Assim, as ocorrências suicidogêneas presentes na sociedade apresentam-se como tendências que poderiam ser controladas por instituições integradas, como influência moderadora. Ainda que existam diferentes opiniões sobre o assunto, a problemática, na verdade, está na apropriação e espetacularização do suicídio pela imprensa. Essa visão está em alta devido ao fato de que o ato de por fim a própria vida vem sendo exibido nos meios massivos como algo teatral.

Existe muito romance por trás da ação de induzir à morte. Não exatamente no que tange a cenas do suicídio em si, mas as situações que o envolvem. Assim, o autoextermínio não só passa a ser publicidade, quanto se qualifica como exposição do desespero.

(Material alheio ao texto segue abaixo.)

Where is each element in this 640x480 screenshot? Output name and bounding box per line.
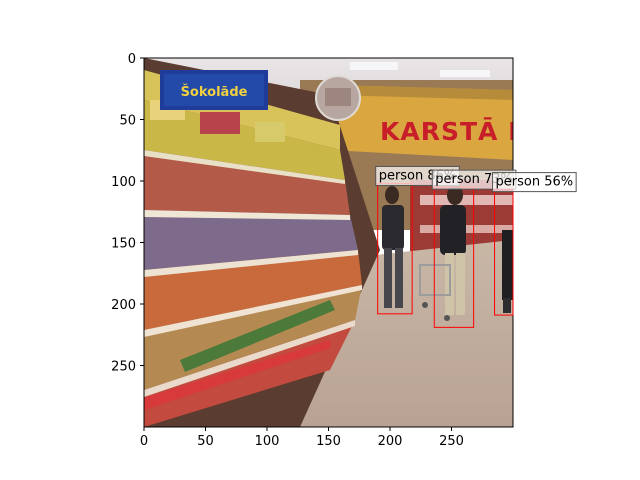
y-tick-label: 100 [111, 175, 136, 190]
y-tick-label: 150 [111, 237, 136, 252]
person-silhouette-3 [502, 230, 513, 313]
y-tick-label: 200 [111, 298, 136, 313]
y-tick-label: 50 [119, 114, 136, 129]
x-tick-label: 50 [197, 434, 214, 449]
detection-label-bg [492, 172, 577, 193]
x-tick-label: 0 [140, 434, 148, 449]
detection-label-text: person 56% [496, 175, 574, 190]
person-silhouette-1 [382, 186, 404, 308]
x-tick-label: 200 [378, 434, 403, 449]
banner-text: KARSTĀ MA [380, 117, 554, 146]
x-tick-label: 100 [255, 434, 280, 449]
x-tick-label: 250 [439, 434, 464, 449]
detection-label: person 56% [492, 172, 577, 193]
y-tick-label: 0 [128, 52, 136, 67]
y-tick-label: 250 [111, 360, 136, 375]
detections: person 86%person 73%person 56% [375, 165, 577, 328]
photo: Šokolāde KARSTĀ MA [144, 58, 554, 427]
x-tick-label: 150 [316, 434, 341, 449]
axis-ticks: 0 50 100 150 200 250 0 50 100 150 200 250 [111, 52, 464, 449]
person-silhouette-2 [419, 185, 466, 321]
sign-text: Šokolāde [181, 84, 248, 100]
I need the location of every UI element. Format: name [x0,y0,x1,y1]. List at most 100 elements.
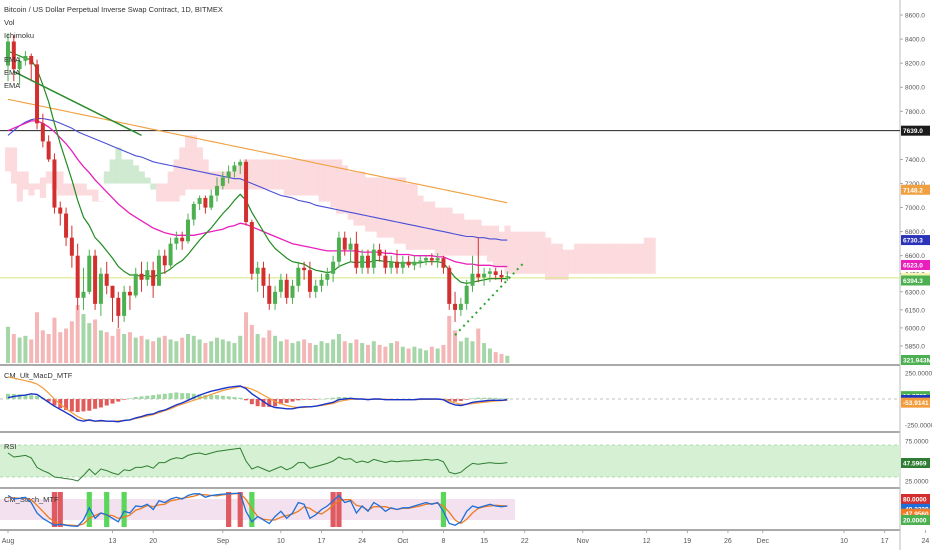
candle [220,171,225,190]
macd-histogram-bar [476,397,481,399]
candle [122,285,127,322]
price-tag-text: -53.9141 [903,400,929,407]
cloud-segment [260,159,267,190]
cloud-segment [301,159,308,196]
macd-label: CM_Ult_MacD_MTF [4,371,73,380]
volume-bar [122,334,127,363]
cloud-segment [533,231,540,274]
time-tick-label: Nov [577,538,590,545]
volume-bar [377,344,382,363]
macd-histogram-bar [296,399,301,401]
stoch-signal-bar [330,492,336,527]
macd-histogram-bar [336,397,341,399]
volume-bar [348,343,353,363]
volume-bar [418,348,423,363]
stoch-signal-bar [237,492,243,527]
trend-lines[interactable] [13,70,526,336]
price-tick-label: 7000.0 [905,205,925,212]
rsi-band [0,445,900,477]
candle [499,270,504,283]
cloud-segment [457,213,465,256]
candle-body [371,249,376,268]
price-tick-label: 7400.0 [905,157,925,164]
time-tick-label: 10 [840,538,848,545]
cloud-segment [359,171,366,226]
candle-body [487,271,492,274]
cloud-segment [156,183,163,202]
candle-body [261,267,266,286]
candle [284,273,289,304]
price-tag-bg [901,275,930,286]
cloud-segment [365,177,372,232]
candle [156,249,161,286]
candle [406,255,411,268]
ema-mid-line [7,120,508,268]
stoch-signal-bar [57,492,63,527]
candle [81,267,86,310]
volume-bar [215,337,220,363]
volume-bar [162,335,167,363]
macd-histogram-bar [69,399,74,412]
cloud-segment [132,165,140,184]
price-tag: 20.0000 [901,515,930,525]
candle-body [290,285,295,298]
indicator-label-ema-3[interactable]: EMA [4,81,20,90]
candle-body [69,237,74,256]
candle-body [58,207,63,214]
macd-tick-label: -250.0000 [905,423,932,430]
price-axis[interactable]: 8600.0 8400.0 8200.0 8000.0 7800.0 7400.0 7200… [900,13,932,525]
time-tick-label: 24 [921,538,929,545]
price-tick-label: 8000.0 [905,85,925,92]
cloud-segment [637,243,645,274]
candle-body [342,237,347,250]
candle [255,261,260,292]
candle [319,273,324,292]
candle-body [6,41,10,66]
candle-body [284,279,289,298]
cloud-segment [179,147,186,196]
candle-body [302,267,307,271]
cloud-segment [138,171,145,184]
candle-body [87,255,92,292]
volume-bar [278,341,283,363]
cloud-segment [57,171,64,196]
price-tick-label: 6000.0 [905,325,925,332]
candle [360,249,365,274]
indicator-label-ema-2[interactable]: EMA [4,68,20,77]
price-tag: 6394.3 [901,275,930,286]
macd-histogram-bar [244,399,249,401]
indicator-label-ichimoku[interactable]: Ichimoku [4,31,34,40]
cloud-segment [196,147,203,190]
candle [17,57,22,85]
chart-title: Bitcoin / US Dollar Perpetual Inverse Sw… [4,5,223,14]
candle-body [151,270,156,286]
macd-histogram-bar [273,399,278,407]
indicator-label-vol[interactable]: Vol [4,18,15,27]
price-tag-bg [901,355,930,365]
candle [302,261,307,280]
candle [69,225,74,268]
cloud-segment [347,171,354,220]
indicator-label-ema-1[interactable]: EMA [4,55,20,64]
time-axis[interactable]: Aug 13 20 Sep 10 17 24 Oct 8 15 22 Nov 12 19 26 Dec 10 17… [2,530,930,545]
macd-histogram-bar [151,395,156,399]
time-tick-label: 17 [318,538,326,545]
volume-bar [284,339,289,363]
price-tag: 7639.0 [901,125,930,136]
cloud-segment [434,207,441,256]
volume-bar [81,314,86,363]
volume-bar [302,339,307,363]
candle-body [278,279,283,292]
candle [290,279,295,304]
macd-histogram-bar [302,399,307,400]
volume-bar [6,326,10,363]
candle-body [75,255,80,298]
macd-histogram-bar [331,397,336,399]
macd-histogram-bar [139,396,144,399]
macd-histogram-bar [145,395,150,399]
volume-bar [64,328,69,363]
volume-bar [249,324,254,363]
candle [127,285,132,310]
candle-body [354,243,359,268]
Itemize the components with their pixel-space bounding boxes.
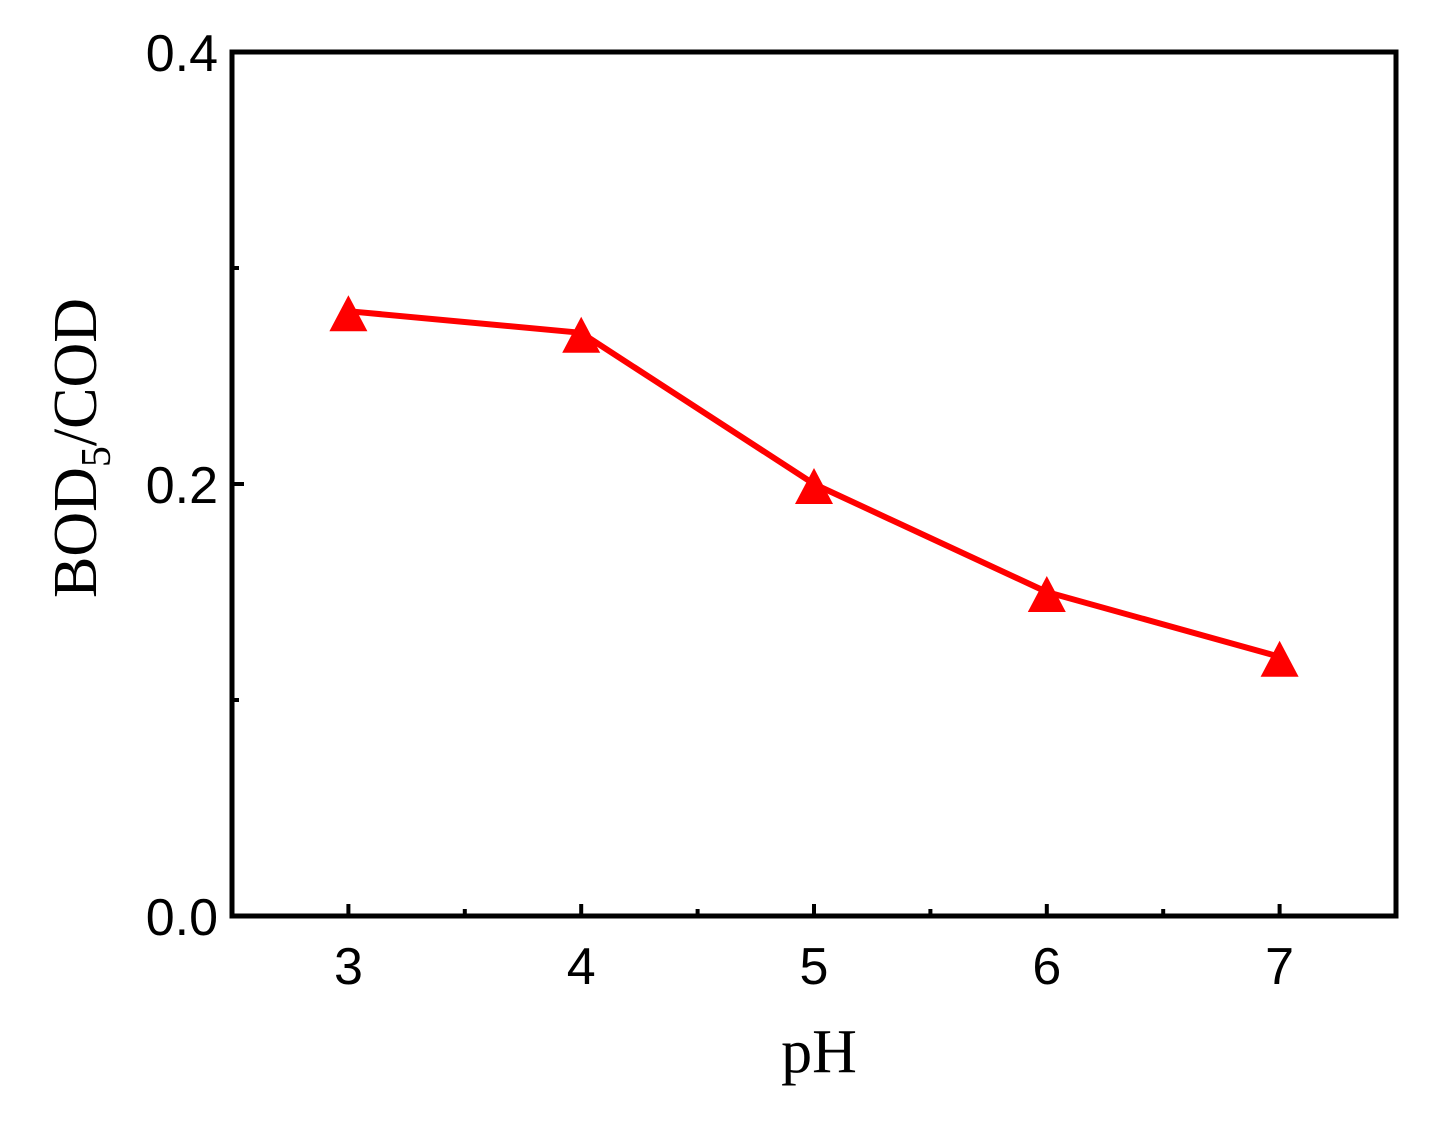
x-tick-label: 3 bbox=[334, 938, 363, 996]
axis-ticks bbox=[232, 50, 1282, 918]
data-point-triangle bbox=[329, 295, 368, 332]
y-axis-title-suffix: /COD bbox=[42, 298, 110, 446]
data-series bbox=[329, 295, 1299, 677]
y-tick-label: 0.2 bbox=[146, 457, 218, 515]
x-tick-label: 4 bbox=[567, 938, 596, 996]
data-point-triangle bbox=[562, 316, 601, 353]
tick-labels: 3 4 5 6 7 0.0 0.2 0.4 bbox=[146, 25, 1294, 996]
x-axis-title: pH bbox=[781, 1018, 857, 1086]
x-tick-label: 7 bbox=[1265, 938, 1294, 996]
data-point-triangle bbox=[1027, 576, 1066, 612]
data-point-triangle bbox=[795, 468, 833, 504]
y-axis-title: BOD5/COD bbox=[42, 298, 120, 598]
y-tick-label: 0.0 bbox=[146, 889, 218, 947]
y-axis-title-main: BOD bbox=[42, 467, 110, 598]
x-tick-label: 6 bbox=[1032, 938, 1061, 996]
x-tick-label: 5 bbox=[800, 938, 829, 996]
y-tick-label: 0.4 bbox=[146, 25, 218, 83]
y-axis-title-subscript: 5 bbox=[74, 446, 120, 467]
data-point-triangle bbox=[1260, 640, 1299, 677]
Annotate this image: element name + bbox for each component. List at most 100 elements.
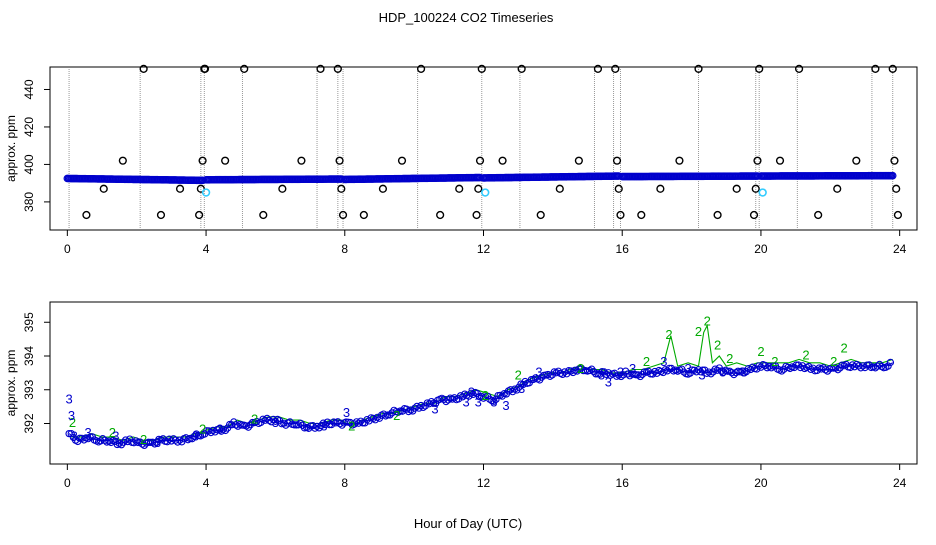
series-3-point [176, 436, 184, 444]
series-3-point [832, 364, 840, 372]
top-outlier-point [436, 210, 445, 220]
top-y-tick-label: 420 [22, 117, 36, 137]
series-3-point [419, 403, 427, 412]
top-outlier-point [852, 156, 861, 165]
series-3-point [546, 372, 554, 380]
top-x-tick-label: 12 [477, 242, 491, 256]
series-2-marker: 2 [643, 354, 650, 369]
top-outlier-point [297, 156, 306, 165]
series-3-marker: 3 [605, 374, 612, 389]
series-3-point [538, 373, 546, 381]
series-3-marker: 3 [502, 398, 509, 413]
series-3-marker: 3 [468, 385, 475, 400]
top-data-point [888, 171, 897, 180]
series-3-point [271, 417, 280, 425]
top-outlier-point [751, 184, 760, 193]
series-3-point [707, 370, 715, 378]
top-outlier-point [139, 64, 148, 73]
series-3-point [386, 411, 394, 419]
series-3-point [705, 368, 713, 376]
series-3-marker: 3 [71, 428, 78, 443]
bottom-x-tick-label: 20 [754, 476, 768, 490]
top-outlier-point [555, 184, 564, 193]
top-outlier-point [888, 64, 897, 73]
series-3-marker: 3 [740, 364, 747, 379]
top-outlier-point [833, 184, 842, 193]
bottom-x-tick-label: 4 [203, 476, 210, 490]
series-3-point [404, 407, 413, 416]
top-outlier-point [893, 210, 903, 220]
series-3-point [713, 366, 721, 374]
series-3-point [569, 368, 577, 377]
series-2-marker: 2 [69, 415, 76, 430]
top-panel: 0 4 8 12 16 20 24 380 400 420 440 approx. ppm [4, 64, 918, 256]
top-outlier-point [198, 156, 207, 165]
top-outlier-point [611, 64, 620, 73]
series-3-point [492, 395, 500, 403]
top-outlier-point [338, 210, 348, 220]
series-3-marker: 3 [617, 364, 624, 379]
series-3-point [221, 426, 230, 435]
top-x-tick-label: 4 [203, 242, 210, 256]
series-3-point [317, 421, 325, 430]
top-outlier-point [713, 210, 722, 220]
series-3-point [246, 421, 255, 429]
series-3-marker: 3 [431, 401, 438, 416]
series-3-point [834, 366, 842, 374]
series-3-marker: 3 [68, 408, 75, 423]
top-outlier-point [498, 156, 507, 165]
series-3-point [469, 390, 477, 399]
top-outlier-point [240, 64, 249, 73]
series-2-marker: 2 [714, 337, 721, 352]
series-3-point [590, 367, 598, 376]
top-outlier-point [755, 64, 764, 73]
series-3-point [217, 427, 225, 435]
series-3-marker: 3 [518, 381, 525, 396]
series-3-marker: 3 [629, 361, 636, 376]
series-3-point [786, 364, 794, 373]
series-3-point [490, 397, 498, 405]
top-outlier-point [99, 184, 108, 193]
series-2-marker: 2 [841, 341, 848, 356]
top-outlier-point [794, 64, 804, 73]
top-outlier-point [378, 184, 388, 193]
top-y-tick-label: 440 [22, 79, 36, 99]
series-3-point [350, 420, 359, 428]
top-y-tick-label: 380 [22, 192, 36, 212]
top-outlier-point [397, 156, 407, 165]
top-cyan-point [758, 188, 767, 197]
top-outlier-point [871, 64, 880, 73]
series-3-marker: 3 [272, 415, 279, 430]
series-3-marker: 3 [598, 368, 605, 383]
series-3-marker: 3 [698, 368, 705, 383]
series-2-line [70, 323, 893, 441]
top-x-tick-label: 24 [893, 242, 907, 256]
bottom-x-tick-label: 16 [616, 476, 630, 490]
top-outlier-point [892, 184, 901, 193]
top-outlier-point [616, 210, 625, 220]
series-3-point [65, 429, 73, 438]
chart-title: HDP_100224 CO2 Timeseries [379, 10, 554, 25]
bottom-x-tick-label: 0 [64, 476, 71, 490]
top-outlier-point [574, 156, 583, 165]
series-2-marker: 2 [393, 408, 400, 423]
series-3-point [723, 367, 732, 375]
series-2-marker: 2 [830, 354, 837, 369]
series-3-point [313, 422, 321, 431]
series-3-point [417, 401, 425, 410]
series-3-marker: 3 [535, 364, 542, 379]
series-2-marker: 2 [771, 354, 778, 369]
top-outlier-point [656, 184, 665, 193]
series-3-point [634, 371, 642, 379]
top-outlier-point [890, 156, 899, 165]
series-3-point [80, 436, 88, 444]
series-3-point [267, 418, 275, 426]
top-x-tick-label: 16 [616, 242, 630, 256]
series-3-point [886, 358, 895, 367]
series-3-point [119, 438, 128, 446]
series-3-point [294, 421, 302, 429]
top-cyan-point [481, 188, 490, 197]
top-outlier-point [359, 210, 368, 220]
top-outlier-point [593, 64, 603, 73]
series-3-point [411, 404, 419, 412]
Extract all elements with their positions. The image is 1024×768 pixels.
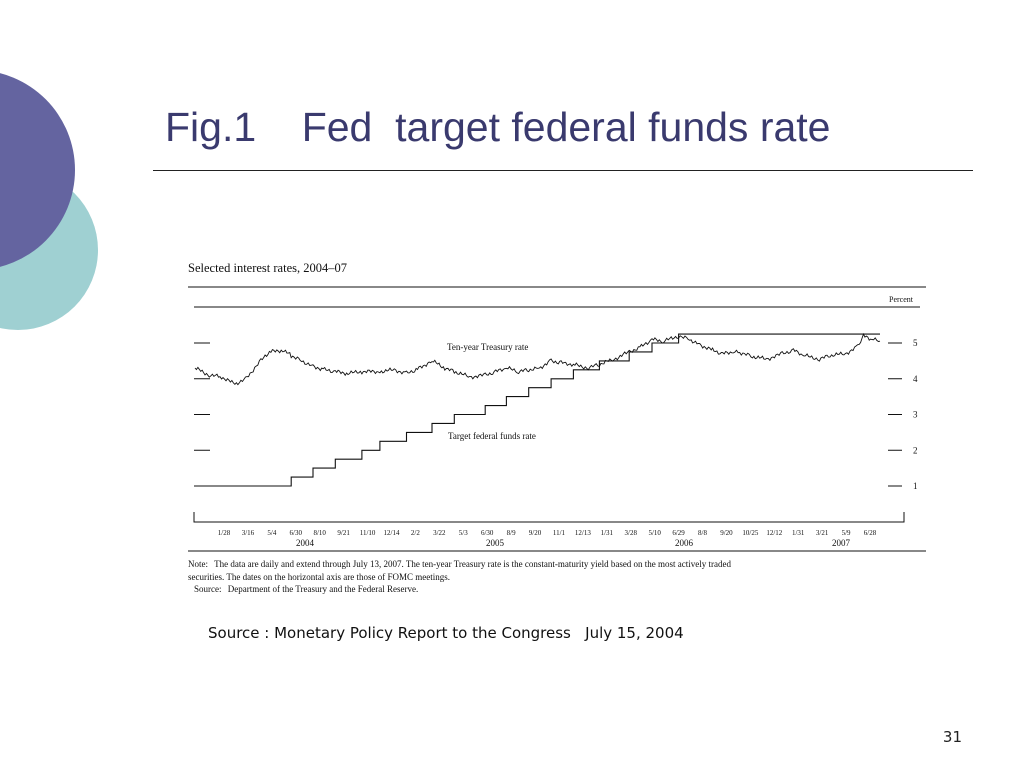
x-tick-label: 8/9 — [507, 529, 516, 537]
x-tick-label: 11/1 — [553, 529, 566, 537]
source-text: Department of the Treasury and the Feder… — [228, 584, 418, 594]
chart-note: Note: The data are daily and extend thro… — [188, 559, 732, 569]
note-text-continued: securities. The dates on the horizontal … — [188, 572, 450, 582]
series-line-target-fed-funds — [195, 333, 880, 487]
year-label: 2006 — [675, 538, 694, 548]
y-tick-label: 3 — [913, 410, 918, 420]
year-label: 2005 — [486, 538, 505, 548]
x-tick-label: 3/21 — [816, 529, 829, 537]
x-tick-label: 5/3 — [459, 529, 468, 537]
x-tick-label: 10/25 — [742, 529, 758, 537]
slide-title: Fig.1 Fed target federal funds rate — [165, 104, 831, 150]
x-tick-label: 1/28 — [218, 529, 231, 537]
series-label-fed-funds: Target federal funds rate — [448, 431, 536, 441]
x-tick-label: 12/12 — [766, 529, 782, 537]
note-text: The data are daily and extend through Ju… — [214, 559, 731, 569]
x-tick-label: 2/2 — [411, 529, 420, 537]
chart-title: Selected interest rates, 2004–07 — [188, 261, 347, 275]
dark-circle — [0, 73, 75, 267]
series-line-ten-year-treasury — [194, 332, 881, 386]
x-tick-label: 3/28 — [625, 529, 638, 537]
x-tick-label: 9/21 — [337, 529, 350, 537]
y-tick-label: 1 — [913, 481, 918, 491]
chart-source: Source: Department of the Treasury and t… — [194, 584, 418, 594]
x-tick-label: 8/10 — [313, 529, 326, 537]
x-tick-label: 5/10 — [648, 529, 661, 537]
x-tick-label: 6/30 — [481, 529, 494, 537]
x-tick-label: 6/30 — [290, 529, 303, 537]
note-label: Note: — [188, 559, 208, 569]
year-label: 2007 — [832, 538, 851, 548]
x-tick-label: 9/20 — [720, 529, 733, 537]
x-tick-label: 11/10 — [360, 529, 376, 537]
x-tick-label: 12/14 — [384, 529, 400, 537]
y-tick-label: 4 — [913, 374, 918, 384]
x-tick-label: 1/31 — [792, 529, 805, 537]
source-label: Source: — [194, 584, 222, 594]
x-tick-label: 12/13 — [575, 529, 591, 537]
title-divider — [153, 170, 973, 171]
x-tick-label: 5/4 — [267, 529, 276, 537]
series-label-treasury: Ten-year Treasury rate — [447, 342, 528, 352]
y-axis-label: Percent — [889, 295, 914, 304]
decorative-circles — [0, 73, 98, 330]
x-tick-label: 3/16 — [242, 529, 255, 537]
y-tick-label: 2 — [913, 445, 918, 455]
interest-rate-chart: Selected interest rates, 2004–07 Percent… — [188, 261, 926, 594]
x-tick-label: 6/28 — [864, 529, 877, 537]
x-tick-label: 6/29 — [672, 529, 685, 537]
x-tick-label: 8/8 — [698, 529, 707, 537]
x-tick-label: 1/31 — [601, 529, 614, 537]
page-number: 31 — [942, 728, 962, 746]
x-tick-label: 9/20 — [529, 529, 542, 537]
year-label: 2004 — [296, 538, 315, 548]
y-tick-label: 5 — [913, 338, 918, 348]
x-tick-label: 3/22 — [433, 529, 446, 537]
source-citation: Source : Monetary Policy Report to the C… — [208, 624, 684, 642]
x-axis-line — [193, 512, 905, 523]
x-tick-label: 5/9 — [842, 529, 851, 537]
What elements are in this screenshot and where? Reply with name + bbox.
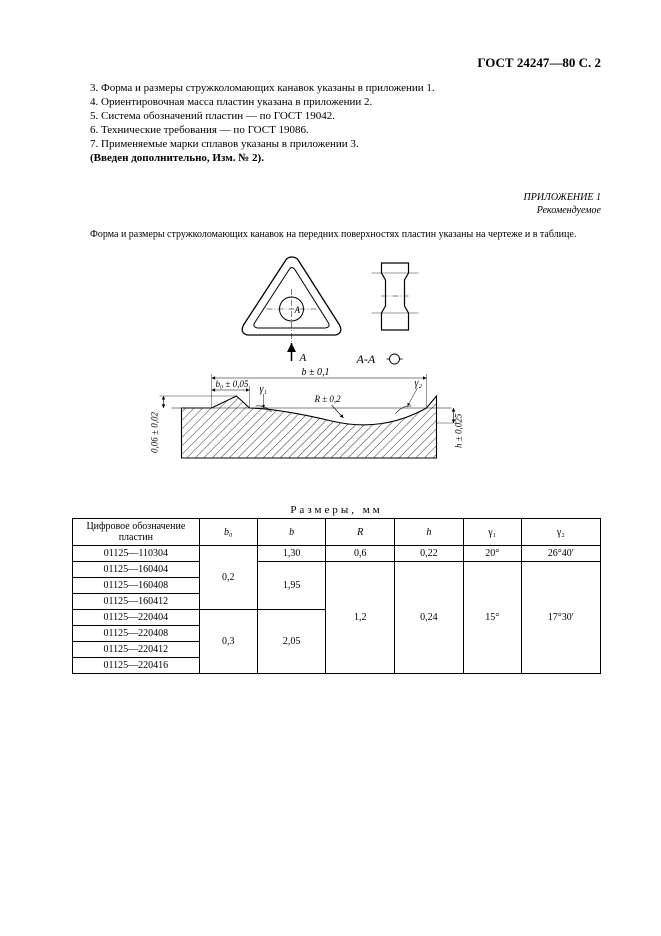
- col-b: b: [257, 519, 326, 546]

Retratar cenas de estupro, abuso, solidão, bullying, homofobia e suicídio não só produz um estado de choque em quem assiste, quanto em quem se reconhece nos personagens. Desta maneira, o espectador é induzido a concretizar o ato, caso tenha tendências suicidas, ou a procurar ajuda, caso seja portador de algum trauma retratado nas cenas.

Qual será o destino final da produção, não sabemos. O que podemos dizer, e isto sim é uma afirmação, é que a série, apesar de alguns apesares já explicados aqui, trouxe a pauta novamente às doenças mentais e assuntos sérios, explorados com baixa frequência, ainda que necessários. 13 Reasons Why tornou-se mais que uma produção cinematográfica, mas um aviso. Um pedido de socorro. Uma forma de chamar a atenção das pessoas para os problemas que cada vez mais estão presentes na vida dos adolescentes e não são percebidos. Muitas vezes, nem por eles.

A inserção de profissionais da área da saúde mental é crucial nessa fase da vida, principalmente quando na família não há o diálogo e nem a aproximação necessária entre os membros. Suicídio não é sobre fraquejar. Não se resume a um drama adolescente e muito menos a algo sem importância, considerado por muitos como falta de ocupação. O ato suicida não quer projetar traumas em quem o assiste nos filmes, seriados ou demais produções midiáticas, ele quer fisgar os olhares para problemas reais, para sentimentos humanitários e para dores que -ainda tenham algum tempo- para serem curadas.

Que 13 Reasons Why seja um alerta, uma visão para dentro de nós mesmos, uma forma de decifrarmos que podemos escolher ser ajuda, e muitas vezes escolhemos ser um porquê.